What carries over from a Claude Assistant
An OpenAI Assistant shares the Assistant data model, but only the parts that map onto an API request are used at run time:
- Personality (Persona) and Skills — both reach the model. The request
instructionsis the persona plus the markdown of any enabled Skills (each Skill’sSKILL.mdis appended), not the persona alone. The incoming message becomes the requestinput. - Workspace and agent memory — folded into the same prompt the way they are for any Assistant.
Claude-CLI-only concerns are skipped for API providers: the allowed-tools list, Connections (MCP Servers), external folders, and permission modes do not apply to an OpenAI Assistant. Its only tools are the web_search / deep-research capabilities driven by providerConfig.
OpenAI runs inherit the same spawn timeouts as Claude runs, on top of the OpenAI client request timeout. The idle (inactivity) timeout — RONDOFLOW_SPAWN_IDLE_TIMEOUT_MS, 5 minutes by default — resets on every streamed event, and the optional wall-clock cap (RONDOFLOW_SPAWN_MAX_MS, off by default) bounds the whole run.
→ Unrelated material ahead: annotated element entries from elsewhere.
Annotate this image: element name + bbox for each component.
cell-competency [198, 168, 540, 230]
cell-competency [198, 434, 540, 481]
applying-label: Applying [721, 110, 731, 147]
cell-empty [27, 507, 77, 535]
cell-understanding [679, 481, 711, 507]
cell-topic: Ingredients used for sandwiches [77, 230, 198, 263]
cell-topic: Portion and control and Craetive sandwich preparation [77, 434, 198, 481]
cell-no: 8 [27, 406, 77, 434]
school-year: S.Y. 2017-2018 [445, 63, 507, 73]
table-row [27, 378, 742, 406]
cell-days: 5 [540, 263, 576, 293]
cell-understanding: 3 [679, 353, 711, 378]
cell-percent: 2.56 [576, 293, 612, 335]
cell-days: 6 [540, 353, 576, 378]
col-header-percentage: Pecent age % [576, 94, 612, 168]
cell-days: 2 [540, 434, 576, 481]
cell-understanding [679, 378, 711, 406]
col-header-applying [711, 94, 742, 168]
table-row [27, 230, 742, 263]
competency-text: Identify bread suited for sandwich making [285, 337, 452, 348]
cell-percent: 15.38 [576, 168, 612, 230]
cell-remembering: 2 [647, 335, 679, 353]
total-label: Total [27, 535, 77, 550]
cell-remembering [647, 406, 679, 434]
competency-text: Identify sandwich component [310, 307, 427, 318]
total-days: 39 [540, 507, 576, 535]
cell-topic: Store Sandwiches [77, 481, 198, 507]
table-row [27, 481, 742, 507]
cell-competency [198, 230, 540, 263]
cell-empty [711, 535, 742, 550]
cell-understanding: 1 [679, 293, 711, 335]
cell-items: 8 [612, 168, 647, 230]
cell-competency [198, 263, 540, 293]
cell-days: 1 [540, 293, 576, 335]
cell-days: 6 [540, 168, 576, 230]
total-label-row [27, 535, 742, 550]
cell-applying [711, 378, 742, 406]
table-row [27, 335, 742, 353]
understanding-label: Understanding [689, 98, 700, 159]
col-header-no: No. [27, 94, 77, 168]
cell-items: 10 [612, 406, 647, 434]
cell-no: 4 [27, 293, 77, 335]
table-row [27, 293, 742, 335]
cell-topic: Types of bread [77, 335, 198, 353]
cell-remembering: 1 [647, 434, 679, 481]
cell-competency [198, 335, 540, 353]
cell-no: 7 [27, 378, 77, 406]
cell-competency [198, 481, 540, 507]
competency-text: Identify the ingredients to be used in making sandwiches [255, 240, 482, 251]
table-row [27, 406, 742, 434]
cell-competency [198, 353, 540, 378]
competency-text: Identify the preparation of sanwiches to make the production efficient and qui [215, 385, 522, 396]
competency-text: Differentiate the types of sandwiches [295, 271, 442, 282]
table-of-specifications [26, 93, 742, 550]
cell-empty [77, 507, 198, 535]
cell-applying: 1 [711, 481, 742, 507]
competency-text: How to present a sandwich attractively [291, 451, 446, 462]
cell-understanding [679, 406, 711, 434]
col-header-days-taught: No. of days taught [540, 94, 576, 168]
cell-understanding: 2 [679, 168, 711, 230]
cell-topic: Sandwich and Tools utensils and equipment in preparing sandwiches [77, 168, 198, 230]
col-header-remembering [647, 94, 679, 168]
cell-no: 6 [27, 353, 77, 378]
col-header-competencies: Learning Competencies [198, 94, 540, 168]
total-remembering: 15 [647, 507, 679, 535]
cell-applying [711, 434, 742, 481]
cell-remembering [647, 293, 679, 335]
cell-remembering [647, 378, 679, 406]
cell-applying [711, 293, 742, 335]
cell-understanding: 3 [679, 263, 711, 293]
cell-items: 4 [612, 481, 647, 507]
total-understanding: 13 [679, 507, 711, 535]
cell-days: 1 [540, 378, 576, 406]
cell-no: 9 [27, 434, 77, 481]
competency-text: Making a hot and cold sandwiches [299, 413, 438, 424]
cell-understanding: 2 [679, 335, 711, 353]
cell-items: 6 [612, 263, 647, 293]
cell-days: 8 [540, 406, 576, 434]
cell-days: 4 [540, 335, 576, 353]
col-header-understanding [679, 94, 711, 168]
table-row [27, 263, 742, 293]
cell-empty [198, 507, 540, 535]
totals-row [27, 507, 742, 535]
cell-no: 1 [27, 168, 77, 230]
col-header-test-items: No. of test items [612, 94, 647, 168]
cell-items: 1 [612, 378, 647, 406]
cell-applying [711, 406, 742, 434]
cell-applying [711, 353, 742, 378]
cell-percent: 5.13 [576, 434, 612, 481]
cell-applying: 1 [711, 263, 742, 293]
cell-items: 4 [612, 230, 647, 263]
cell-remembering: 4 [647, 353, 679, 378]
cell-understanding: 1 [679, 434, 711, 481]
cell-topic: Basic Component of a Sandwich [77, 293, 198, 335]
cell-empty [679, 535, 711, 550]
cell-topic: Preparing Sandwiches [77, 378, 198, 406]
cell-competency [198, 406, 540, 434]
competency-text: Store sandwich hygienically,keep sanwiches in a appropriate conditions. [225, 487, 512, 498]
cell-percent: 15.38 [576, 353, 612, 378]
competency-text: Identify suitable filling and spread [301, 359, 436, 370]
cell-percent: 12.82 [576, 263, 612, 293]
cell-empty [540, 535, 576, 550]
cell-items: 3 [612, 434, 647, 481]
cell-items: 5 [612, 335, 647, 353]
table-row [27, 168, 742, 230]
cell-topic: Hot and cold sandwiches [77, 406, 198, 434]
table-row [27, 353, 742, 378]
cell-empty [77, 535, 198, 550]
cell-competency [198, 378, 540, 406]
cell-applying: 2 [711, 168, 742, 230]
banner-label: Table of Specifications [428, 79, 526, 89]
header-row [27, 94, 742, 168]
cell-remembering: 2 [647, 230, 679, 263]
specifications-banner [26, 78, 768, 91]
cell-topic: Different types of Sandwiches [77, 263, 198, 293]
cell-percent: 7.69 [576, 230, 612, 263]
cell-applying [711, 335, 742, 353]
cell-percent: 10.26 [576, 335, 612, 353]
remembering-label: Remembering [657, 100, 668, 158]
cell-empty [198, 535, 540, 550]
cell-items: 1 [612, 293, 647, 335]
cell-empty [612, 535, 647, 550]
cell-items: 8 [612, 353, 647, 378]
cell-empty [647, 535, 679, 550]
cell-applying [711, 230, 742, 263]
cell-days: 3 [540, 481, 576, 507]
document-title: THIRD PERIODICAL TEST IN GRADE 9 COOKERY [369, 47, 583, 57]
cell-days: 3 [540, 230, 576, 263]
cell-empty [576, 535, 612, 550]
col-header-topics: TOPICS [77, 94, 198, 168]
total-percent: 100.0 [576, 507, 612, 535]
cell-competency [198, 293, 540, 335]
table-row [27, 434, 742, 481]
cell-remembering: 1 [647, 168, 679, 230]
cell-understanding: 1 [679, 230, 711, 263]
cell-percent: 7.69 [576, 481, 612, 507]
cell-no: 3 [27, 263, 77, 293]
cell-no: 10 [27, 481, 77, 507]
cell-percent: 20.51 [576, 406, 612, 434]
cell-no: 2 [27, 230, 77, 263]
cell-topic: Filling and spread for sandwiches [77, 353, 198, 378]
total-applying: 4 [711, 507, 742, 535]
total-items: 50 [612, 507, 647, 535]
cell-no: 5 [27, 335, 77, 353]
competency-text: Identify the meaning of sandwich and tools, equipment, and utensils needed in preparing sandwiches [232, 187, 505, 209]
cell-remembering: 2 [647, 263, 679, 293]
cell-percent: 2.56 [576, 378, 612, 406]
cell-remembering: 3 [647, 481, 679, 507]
If either fires, the request is aborted with a timeout error. These layer on top of the 10-minute (chat) / 30-minute (deep research) Responses API client timeouts above.
How providerConfig maps to the request
The stored config drives model and tool selection at run time:
interface ProviderConfig {
model: string // chat model id (ignored when deepResearch is on)
webSearch: boolean // adds the web_search tool
deepResearch: boolean // auto-switches to a deep-research model
deepResearchModel?: string // optional explicit deep-research override
}deepResearch: false→ usesmodel; adds{ type: 'web_search' }only whenwebSearchis true.deepResearch: true→ usesdeepResearchModel(or the fast default) and forces theweb_search_previewtool, regardless ofmodel/webSearch.
Cost estimates
The Responses API does not return a dollar figure, so RondoFlow computes a coarse estimate from a built-in per-model rate table (USD per 1M tokens) and reports it on the run’s usage event. Treat it as an approximation, not a billing source of truth.
| Model | Input ($/1M) | Output ($/1M) |
|---|---|---|
gpt-4.1 | 2 | 8 |
gpt-4.1-mini | 0.4 | 1.6 |
gpt-4o | 2.5 | 10 |
o4-mini | 1.1 | 4.4 |
o4-mini-deep-research-2025-06-26 | 2 | 8 |
o3-deep-research-2025-06-26 | 10 | 40 |
Any model not in this table falls back to an estimate of $2 input / $8 output per 1M tokens.